Tuesday, July 30, 2013

Kale Pesto and a Sleeve of Crackers

Kale Kale Kale Kale---you  don't seem to read about any other super food these days.  When I am not reading antiques magazine, I am reading smart eating magazines.

You can make pesto out of anything--and I made Kale pesto.

OMGosh!!!!!!!!!

Dear Friend K came for breakfast the other morning and in hand was a huge sheaf of kale and other veg fresh from her garden.

"I will make kale pesto," said I.  (Dear Friend K might have look a bit puzzled)

Oh yummers.  Totally yummers.

Recipe to follow-
" Kale Pesto That Will Make You an Addict and Cause your Colon to Say THANK YOU"

Thoroughly wash kale leaves--you have removed the ribs and stalks.  Really wash and spin it clean.  Three big handfulls.

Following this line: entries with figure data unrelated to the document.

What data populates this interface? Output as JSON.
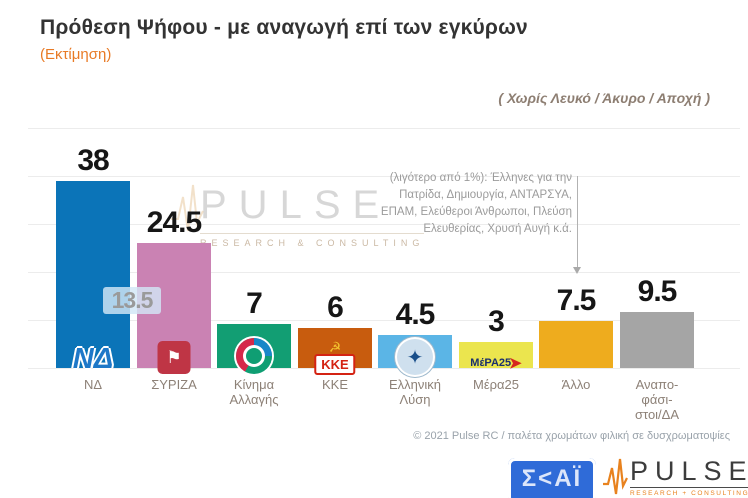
{
  "header": {
    "title": "Πρόθεση Ψήφου - με αναγωγή επί των εγκύρων",
    "subtitle": "(Εκτίμηση)",
    "filter_note": "( Χωρίς Λευκό / Άκυρο / Αποχή )"
  },
  "annotation": {
    "lines": [
      "(λιγότερο από 1%): Έλληνες για την",
      "Πατρίδα, Δημιουργία, ΑΝΤΑΡΣΥΑ,",
      "ΕΠΑΜ, Ελεύθεροι Άνθρωποι, Πλεύση",
      "Ελευθερίας, Χρυσή Αυγή κ.ά."
    ],
    "points_to": "Άλλο"
  },
  "diff_badge": "13.5",
  "chart_data": {
    "type": "bar",
    "title": "Πρόθεση Ψήφου - με αναγωγή επί των εγκύρων",
    "subtitle": "(Εκτίμηση)",
    "note": "( Χωρίς Λευκό / Άκυρο / Αποχή )",
    "categories": [
      "ΝΔ",
      "ΣΥΡΙΖΑ",
      "Κίνημα Αλλαγής",
      "ΚΚΕ",
      "Ελληνική Λύση",
      "Μέρα25",
      "Άλλο",
      "Αναποφάσιστοι/ΔΑ"
    ],
    "values": [
      38,
      24.5,
      7,
      6,
      4.5,
      3,
      7.5,
      9.5
    ],
    "ylim": [
      0,
      40
    ],
    "grid": true,
    "legend": "none",
    "gap_between_first_two": 13.5,
    "parties": [
      {
        "name": "ΝΔ",
        "value": 38,
        "value_label": "38",
        "color": "#0b74b8",
        "label_lines": [
          "ΝΔ"
        ],
        "logo_text": "ΝΔ"
      },
      {
        "name": "ΣΥΡΙΖΑ",
        "value": 24.5,
        "value_label": "24.5",
        "color": "#ca82b3",
        "label_lines": [
          "ΣΥΡΙΖΑ"
        ],
        "logo_text": "⚑"
      },
      {
        "name": "Κίνημα Αλλαγής",
        "value": 7,
        "value_label": "7",
        "color": "#129e73",
        "label_lines": [
          "Κίνημα",
          "Αλλαγής"
        ],
        "logo_text": ""
      },
      {
        "name": "ΚΚΕ",
        "value": 6,
        "value_label": "6",
        "color": "#c85c0e",
        "label_lines": [
          "ΚΚΕ"
        ],
        "logo_text": "ΚΚΕ",
        "logo_emblem": "☭"
      },
      {
        "name": "Ελληνική Λύση",
        "value": 4.5,
        "value_label": "4.5",
        "color": "#5bb5e6",
        "label_lines": [
          "Ελληνική",
          "Λύση"
        ],
        "logo_text": "✦"
      },
      {
        "name": "Μέρα25",
        "value": 3,
        "value_label": "3",
        "color": "#ebe54e",
        "label_lines": [
          "Μέρα25"
        ],
        "logo_text": "ΜέΡΑ25",
        "logo_emblem": "➤"
      },
      {
        "name": "Άλλο",
        "value": 7.5,
        "value_label": "7.5",
        "color": "#eeac1e",
        "label_lines": [
          "Άλλο"
        ],
        "logo_text": ""
      },
      {
        "name": "Αναποφάσιστοι/ΔΑ",
        "value": 9.5,
        "value_label": "9.5",
        "color": "#a5a5a5",
        "label_lines": [
          "Αναπο-",
          "φάσι-",
          "στοι/ΔΑ"
        ],
        "logo_text": ""
      }
    ]
  },
  "watermark": {
    "text": "PULSE",
    "sub": "RESEARCH & CONSULTING"
  },
  "footer": {
    "credit": "© 2021 Pulse RC  /  παλέτα χρωμάτων φιλική σε δυσχρωματοψίες",
    "skai_logo_text": "Σ<ΑΪ",
    "pulse_logo_text": "PULSE",
    "pulse_logo_sub": "RESEARCH + CONSULTING"
  }
}
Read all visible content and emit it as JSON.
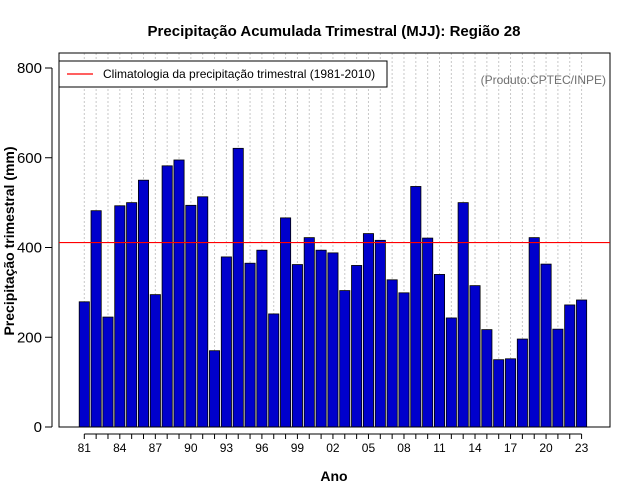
{
  "chart_data": {
    "type": "bar",
    "title": "Precipitação Acumulada Trimestral (MJJ): Região 28",
    "xlabel": "Ano",
    "ylabel": "Precipitação trimestral (mm)",
    "ylim": [
      0,
      800
    ],
    "yticks": [
      0,
      200,
      400,
      600,
      800
    ],
    "grid": "vertical dotted",
    "credit": "(Produto:CPTEC/INPE)",
    "legend": {
      "position": "top-left",
      "label": "Climatologia da precipitação trimestral (1981-2010)"
    },
    "climatology": {
      "value": 411,
      "color": "#ff0000"
    },
    "bar_color": "#0000cc",
    "years": [
      1981,
      1982,
      1983,
      1984,
      1985,
      1986,
      1987,
      1988,
      1989,
      1990,
      1991,
      1992,
      1993,
      1994,
      1995,
      1996,
      1997,
      1998,
      1999,
      2000,
      2001,
      2002,
      2003,
      2004,
      2005,
      2006,
      2007,
      2008,
      2009,
      2010,
      2011,
      2012,
      2013,
      2014,
      2015,
      2016,
      2017,
      2018,
      2019,
      2020,
      2021,
      2022,
      2023
    ],
    "x_tick_labels": [
      "81",
      "84",
      "87",
      "90",
      "93",
      "96",
      "99",
      "02",
      "05",
      "08",
      "11",
      "14",
      "17",
      "20",
      "23"
    ],
    "values": [
      279,
      482,
      245,
      493,
      500,
      550,
      295,
      582,
      595,
      494,
      513,
      170,
      379,
      621,
      365,
      394,
      252,
      466,
      362,
      422,
      394,
      388,
      304,
      360,
      431,
      416,
      328,
      299,
      536,
      421,
      340,
      243,
      500,
      315,
      217,
      150,
      152,
      196,
      422,
      363,
      218,
      272,
      283
    ]
  }
}
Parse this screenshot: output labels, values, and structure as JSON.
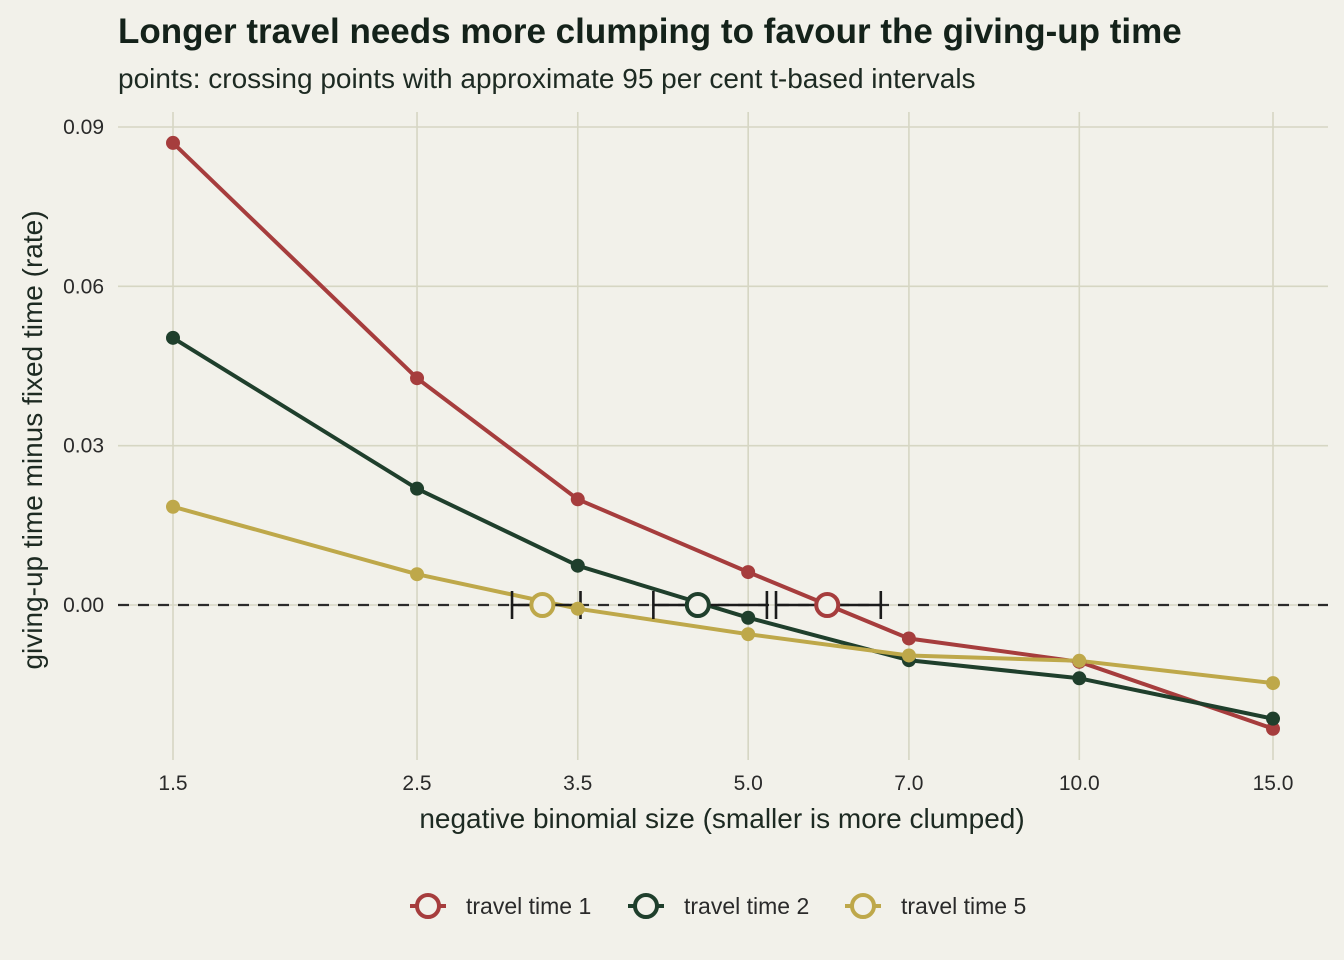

Put in a food processor with two cloves of garlic, 1/4 cup parmesan (don't you dare use the green can rubbish.) 1/2 cup extra virgin olive oil--I used a lemon infused oil.  Or use regular olive oil and put in a tablespoon of fresh lemon juice.  Several serious grind of black pepper and process on high for a minute till a thick paste forms.  Add a little more oil if you like it thinner.

I can recommend it on crackers.  On celery.  On grilled chicken.  On hard boiled eggs.
the color just screams "I AM GOOD FOR YOU!"